The steel industry has privatized, consolidated, and globalized. In the late 1980s, more than three quarters of the world's steel capacity was owned by governments, a ratio that dropped to roughly one quarter in 2005. Privatized steel companies grew into multinationals -- and recently started scaling back factories that once ran regardless of demand.

"The result is significant supply discipline for an industry that never had any discipline," Gambardella says. Steel producers U.S. Steel (X ) and Mittal Steel (MT ) both announced production cuts in 2005.

At the same time, higher raw-materials costs may make it easier for U.S. steel producers to compete in a global market.

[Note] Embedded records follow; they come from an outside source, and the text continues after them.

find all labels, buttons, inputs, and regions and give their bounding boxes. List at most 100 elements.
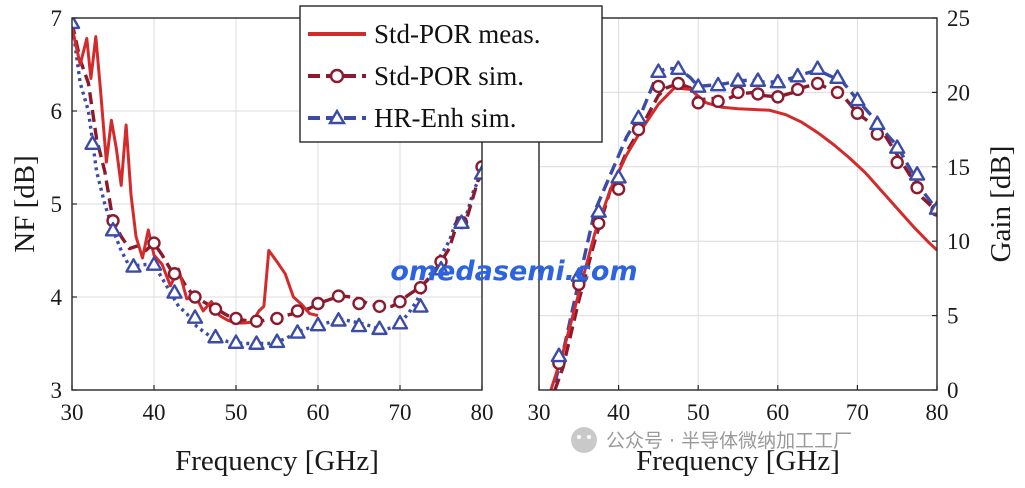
nf-xlabel: Frequency [GHz] bbox=[175, 445, 379, 477]
gain-ylabel: Gain [dB] bbox=[985, 146, 1017, 263]
gain-marker-circle bbox=[651, 79, 666, 94]
nf-marker-triangle bbox=[125, 258, 142, 273]
nf-marker-circle bbox=[372, 299, 387, 313]
nf-marker-triangle bbox=[72, 18, 81, 30]
gain-marker-triangle bbox=[630, 109, 647, 125]
nf-marker-triangle bbox=[227, 334, 245, 350]
gain-marker-triangle bbox=[550, 347, 568, 363]
legend: Std-POR meas. Std-POR sim. HR-Enh sim. bbox=[299, 5, 603, 143]
nf-marker-circle bbox=[352, 296, 366, 311]
gain-marker-triangle bbox=[670, 60, 687, 76]
gain-marker-circle bbox=[890, 155, 904, 170]
gain-marker-circle bbox=[850, 106, 865, 120]
gain-marker-circle bbox=[910, 180, 924, 195]
gain-ticks: 30 40 50 60 70 800 5 10 15 20 25 bbox=[528, 6, 971, 425]
nf-marker-triangle bbox=[309, 316, 327, 332]
gain-ytick-label: 20 bbox=[947, 80, 970, 105]
nf-xtick-label: 60 bbox=[307, 400, 330, 425]
gain-plot: 30 40 50 60 70 800 5 10 15 20 25 Frequency [GHz] G… bbox=[528, 6, 1018, 477]
nf-marker-triangle bbox=[166, 284, 183, 299]
nf-marker-circle bbox=[413, 281, 428, 295]
nf-marker-circle bbox=[290, 304, 305, 318]
nf-marker-triangle bbox=[207, 328, 224, 344]
watermark-footer-text: 公众号 · 半导体微纳加工工厂 bbox=[606, 430, 852, 452]
nf-marker-circle bbox=[331, 289, 346, 303]
legend-label: Std-POR sim. bbox=[374, 61, 524, 91]
gain-marker-circle bbox=[751, 87, 765, 101]
nf-marker-circle bbox=[270, 311, 284, 326]
legend-label: HR-Enh sim. bbox=[374, 103, 517, 133]
gain-marker-triangle bbox=[769, 73, 786, 89]
gain-axes-box bbox=[538, 17, 938, 391]
nf-marker-triangle bbox=[453, 214, 470, 230]
nf-marker-circle bbox=[208, 302, 223, 316]
gain-marker-triangle bbox=[889, 139, 906, 154]
nf-ticks: 30 40 50 60 70 80 3 4 5 6 7 bbox=[51, 6, 494, 425]
nf-marker-triangle bbox=[84, 135, 101, 151]
legend-entry-3: HR-Enh sim. bbox=[308, 103, 517, 133]
gain-marker-circle bbox=[711, 94, 725, 109]
nf-ytick-label: 4 bbox=[51, 285, 63, 310]
gain-marker-triangle bbox=[908, 166, 926, 181]
gain-marker-circle bbox=[830, 85, 845, 100]
gain-ytick-label: 0 bbox=[947, 378, 959, 403]
nf-marker-triangle bbox=[350, 317, 368, 333]
nf-ytick-label: 5 bbox=[51, 192, 63, 217]
gain-marker-triangle bbox=[610, 169, 627, 184]
gain-xtick-label: 30 bbox=[528, 400, 551, 425]
nf-xtick-label: 30 bbox=[61, 400, 84, 425]
gain-xtick-label: 40 bbox=[607, 400, 630, 425]
nf-marker-triangle bbox=[268, 333, 286, 349]
legend-entry-1: Std-POR meas. bbox=[308, 19, 541, 49]
gain-marker-circle bbox=[691, 96, 705, 110]
nf-ytick-label: 3 bbox=[51, 378, 63, 403]
gain-marker-triangle bbox=[690, 78, 707, 93]
nf-marker-triangle bbox=[432, 260, 450, 276]
gain-marker-circle bbox=[611, 182, 626, 196]
gain-marker-triangle bbox=[869, 115, 886, 131]
gain-marker-triangle bbox=[809, 60, 826, 76]
nf-marker-triangle bbox=[248, 335, 265, 350]
nf-marker-triangle bbox=[289, 324, 306, 339]
nf-series bbox=[72, 18, 482, 350]
wechat-icon bbox=[571, 427, 597, 453]
legend-label: Std-POR meas. bbox=[374, 19, 541, 49]
gain-xtick-label: 70 bbox=[846, 400, 869, 425]
nf-marker-circle bbox=[188, 290, 202, 304]
gain-marker-circle bbox=[791, 82, 805, 97]
gain-xtick-label: 80 bbox=[926, 400, 949, 425]
gain-xlabel: Frequency [GHz] bbox=[636, 445, 840, 477]
gain-series-hr-enh-sim bbox=[553, 66, 937, 384]
nf-marker-triangle bbox=[104, 221, 122, 237]
nf-marker-circle bbox=[393, 294, 407, 309]
gain-ytick-label: 15 bbox=[947, 155, 970, 180]
nf-marker-triangle bbox=[473, 165, 482, 180]
gain-marker-triangle bbox=[590, 203, 607, 218]
gain-marker-circle bbox=[870, 127, 884, 141]
nf-marker-circle bbox=[311, 296, 325, 311]
gain-marker-circle bbox=[771, 90, 785, 104]
gain-xtick-label: 60 bbox=[766, 400, 789, 425]
gain-marker-circle bbox=[631, 122, 646, 137]
nf-ytick-label: 6 bbox=[51, 99, 63, 124]
nf-xtick-label: 70 bbox=[389, 400, 412, 425]
gain-marker-triangle bbox=[749, 72, 767, 87]
nf-marker-triangle bbox=[145, 256, 163, 271]
legend-entry-2: Std-POR sim. bbox=[308, 61, 524, 91]
nf-marker-circle bbox=[229, 311, 243, 326]
watermark-center: omedasemi.com bbox=[390, 256, 637, 287]
nf-xtick-label: 40 bbox=[143, 400, 166, 425]
nf-marker-circle bbox=[167, 267, 182, 281]
gain-xtick-label: 50 bbox=[687, 400, 710, 425]
gain-series bbox=[549, 60, 937, 390]
nf-xtick-label: 80 bbox=[471, 400, 494, 425]
gain-marker-triangle bbox=[709, 76, 727, 92]
gain-ytick-label: 5 bbox=[947, 304, 959, 329]
nf-marker-circle bbox=[147, 236, 161, 250]
gain-ytick-label: 10 bbox=[947, 229, 970, 254]
nf-ytick-label: 7 bbox=[51, 6, 63, 31]
nf-marker-triangle bbox=[412, 298, 429, 313]
nf-xtick-label: 50 bbox=[225, 400, 248, 425]
gain-marker-triangle bbox=[928, 200, 937, 215]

The costs of iron ore, metallurgical coal, and steel scrap have all risen significantly in the last four years. While that may seem like bad news, Gambardella says, it actually means that overseas companies can no longer gain such an advantage from cheaper labor.

Gambardella's selections in the industry include:

U.S. Steel: This is the analyst's top pick in the steel industry. Gambardella points out that U.S. Steel has the strategic advantage of its own captive source of steel raw materials. The company's valuation is particularly attractive, Gambardella says, in light of a bidding war worth as much as $4.7 billion for Canadian rival Dofasco. "U.S. Steel is a better company than Dofasco," the analyst says.

Nucor (NUE ): This is another steel stock to watch, Gambardella says. The company has reduced its cost by rolling out new technologies, such as the Castrip process for casting strip steel. Nucor has a clean balance sheet and good growth opportunities, Gambardella says. Economic indicators suggest the steel producer's end market -- nonresidential construction -- is poised for an uptick of its own.

Allegheny Technologies (ATI ): Allegheny is one of the beneficiaries of industry consolidation, notes the analyst. The specialty metal maker acquired second-largest competitor J&L Specialty Steel in 2004. Gambardella also likes the company's exposure to aerospace demand. "Demand for specialty metals in aerospace will be very good well into 2007," he says.